Ezekwe, whose paper was presented by Director of Policy & Advocacy, Nigeria Health Watch, Ify Babatunde-Yusuf, further said that many women experience life-threatening complications with short or long-term impacts on the quality of life.
She said that among the quality standards that should be available in every health facility is that every mother and every newborn has a complete, accurate and standardized medical record during labour, delivery and the postnatal period. early.

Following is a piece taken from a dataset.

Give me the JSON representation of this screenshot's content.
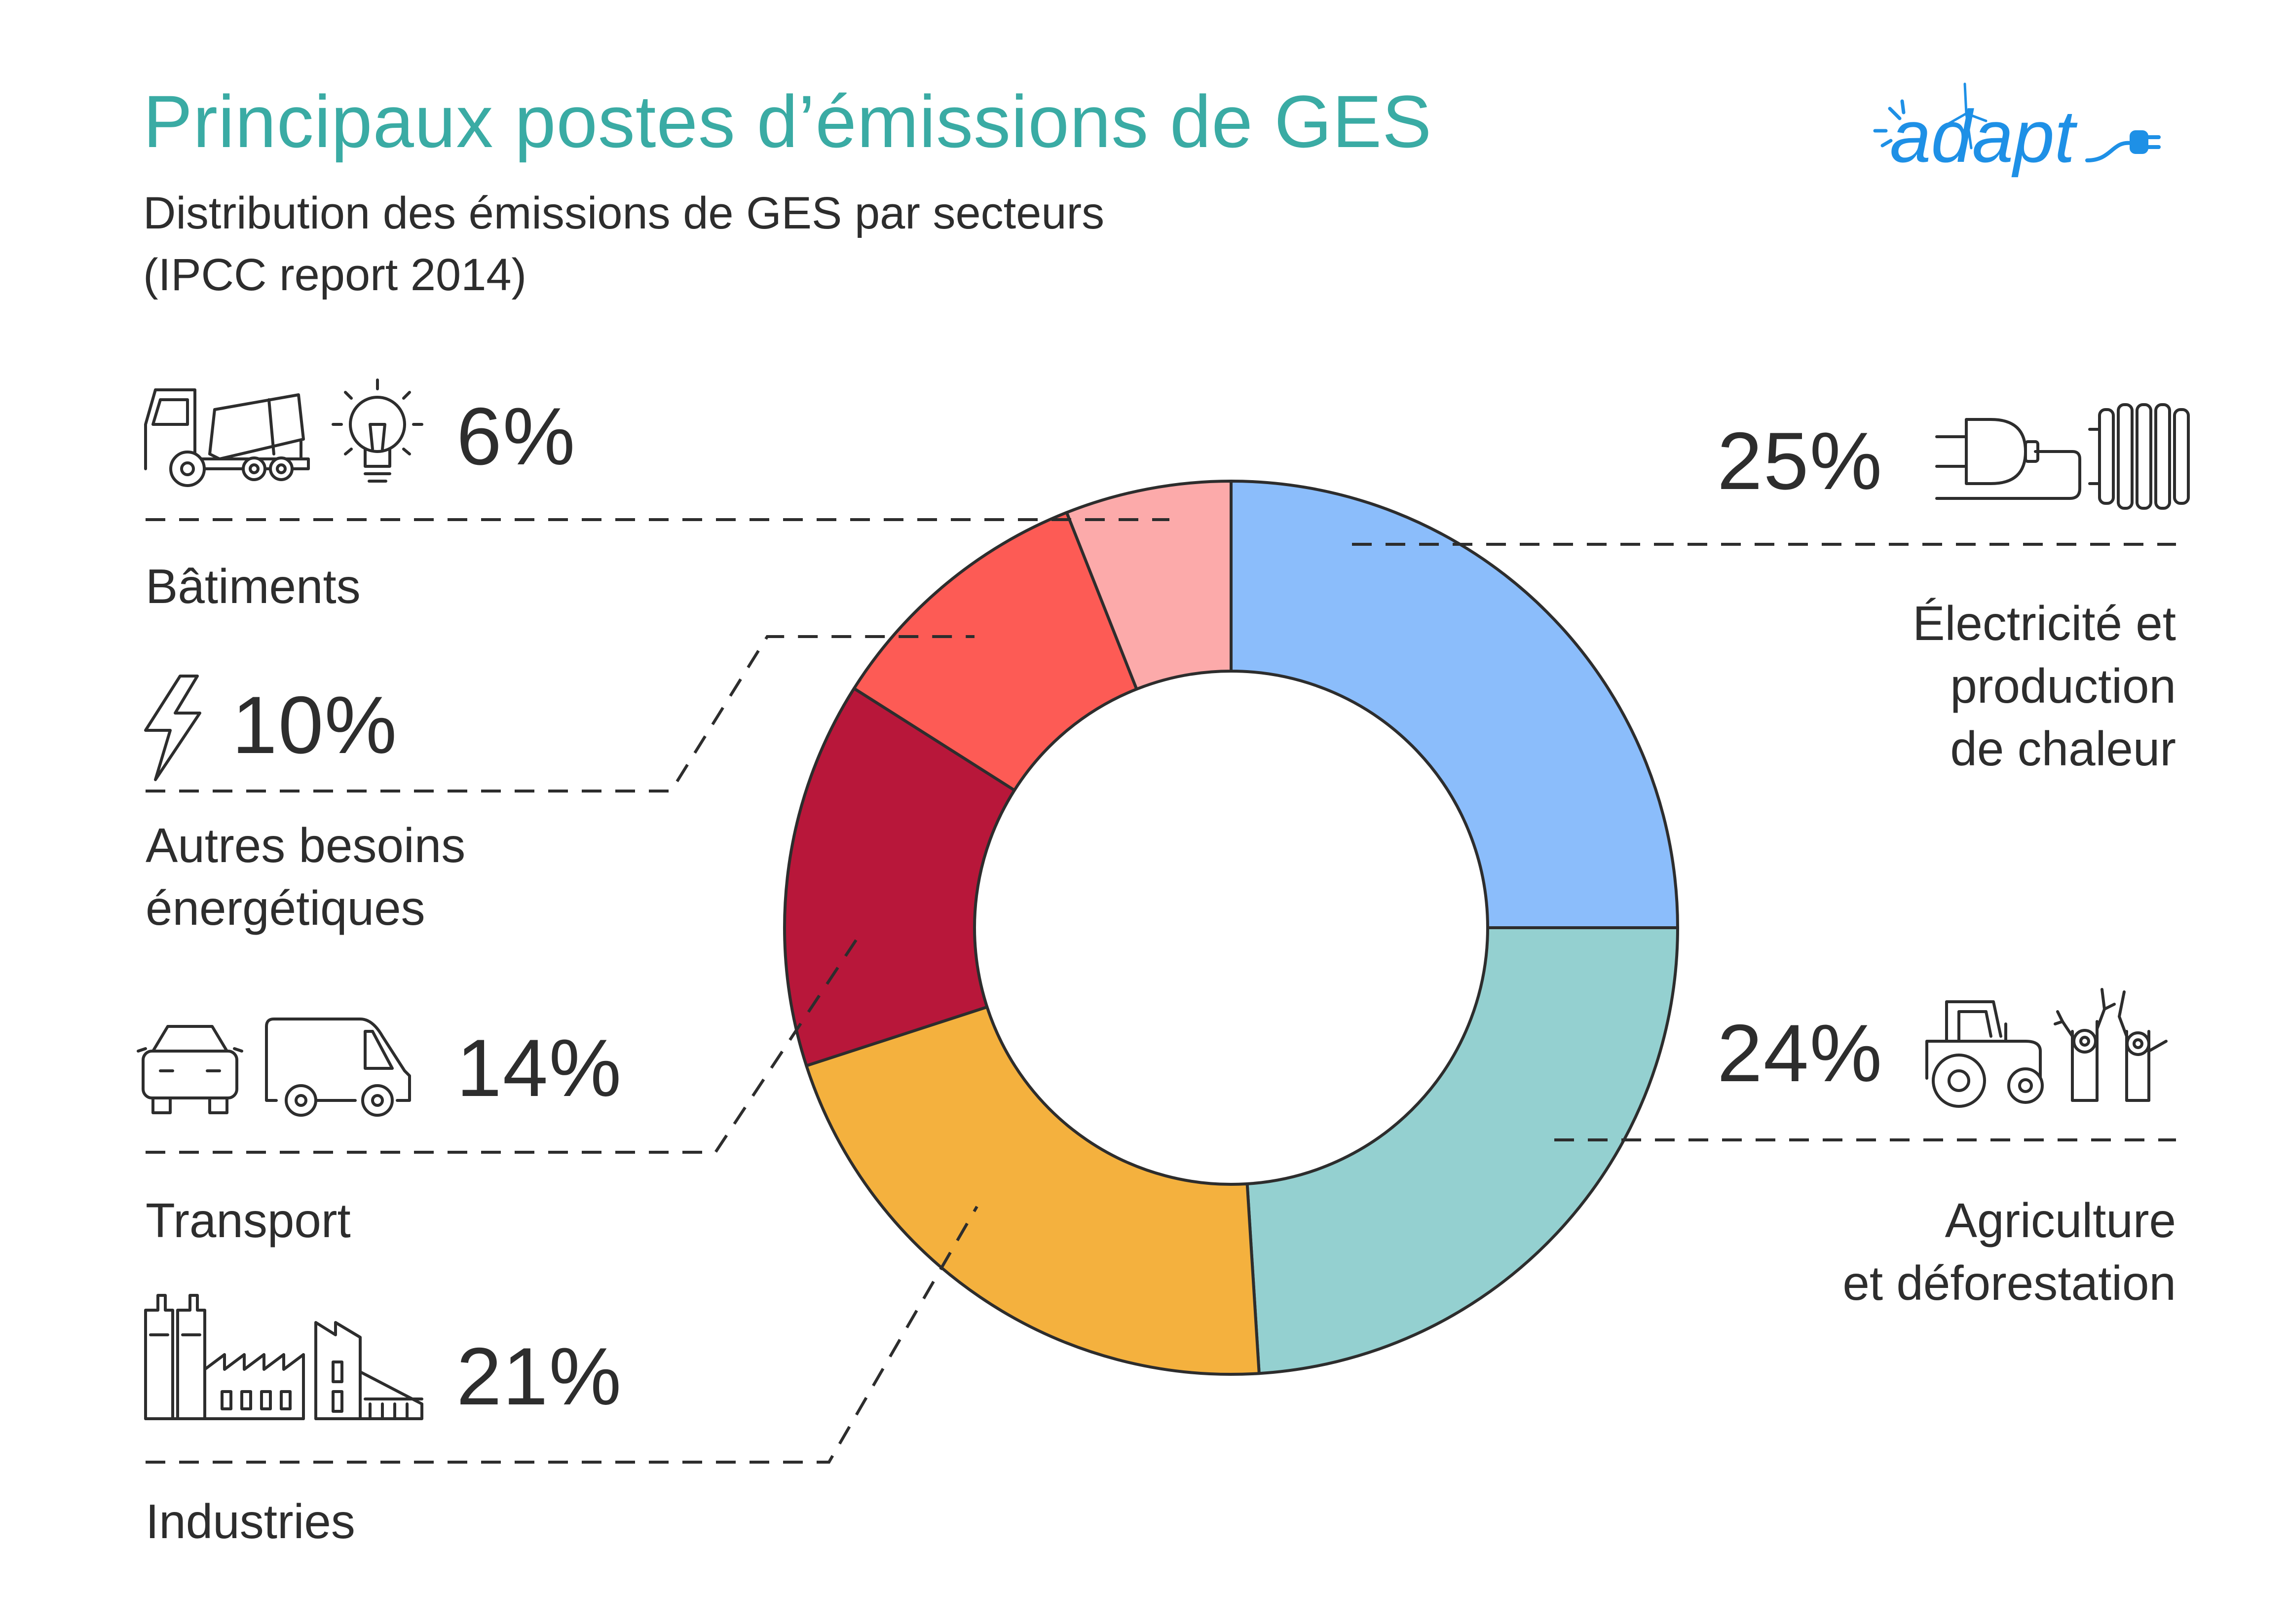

Ezekwe said it is also expected that each health facility will have a mechanism for data collection, analysis and feedback as part of its monitoring and performance improvement activities at the time of delivery. .
Regarding the human resources challenge, Ezekwe said that “the motivation for data collection requires new strategies and innovations, as stipends will no longer be awarded under the FMoH.
“There has been a decrease in motivation for data collection following the cessation of allocations as well as attrition (reassignment/moving of trained data collectors and hospital coordinators). Training required for new personnel coming on board,” she said.
Associate Director, Women’s Wellbeing, moc Healthcare, Chiagoziem Abiakam, in an article titled “Empowering Women Through Digital Technology: Providing Holistic Support Through Virtual Coaching and Digital Nudges,” dwelt on ways in which the organization solves maternal mortality through the digitized process.
She said mDoc optimizes the end-to-end self-care experience for people with regular and chronic health needs by leveraging quality improvement methodologies, behavioral science, data and technology. .
“mDoc is a digital health company, leveraging a high-tech, high-touch approach to optimizing end-to-end care for people living with chronic conditions in Nigeria. They harness behavioral science, quality improvement methodologies, data, and technology to provide an integrated care solution for people with chronic and regular health needs.
“We offer a four-pillar, high-tech, highly tactile approach to integrated self-care: virtual coaches and digital nudges through CompleteHealth TM; In-person Community NudgeHubsTM and Community Ambassadors; Tele-education of MQNTM providers and patients
“We help you find the quality health services you need on NaviHealth.ai, our geocoded directory. Patient reviews can be a powerful tool. They increase the visibility and conﬁdence of existing and potential people to use the installation.
“The NaviHealth.ai patient feedback system is based on the dimensions of quality (safety, timeliness, efficiency, fairness, eﬃciency, and patient-centered care) as established by the National Academy of Medicine.”
She said they used a female-centered QoC model to reduce the risk of indirect MMM related to PE/E.
Regarding capacity building (clinical/quality improvement, IQ), Abraham said the project conducts on-site skills-based training; tele-ECHO virtual sessions to reinforce provider learning/knowledge; supportive supervision and mentoring; and access to job aids and guidelines.
To ensure IQ, she said, the company identifies quality gaps, sets improvement goals, develops QoC metrics; establishes and supports quality improvement teams to test changes (PDSAs) and monitors metrics trends to track progress toward goals. Strengthen the health management information system (HMIS) of non-communicable diseases (NCDs) and use it for decision-making.
The SDGs build on the achievements of the Millennium Development Goals (MDGs) with the objective of reducing the maternal mortality rate to less than 70 per 100,000 live births and reducing neonatal mortality to less than 12 per 1,000 live births by 2030.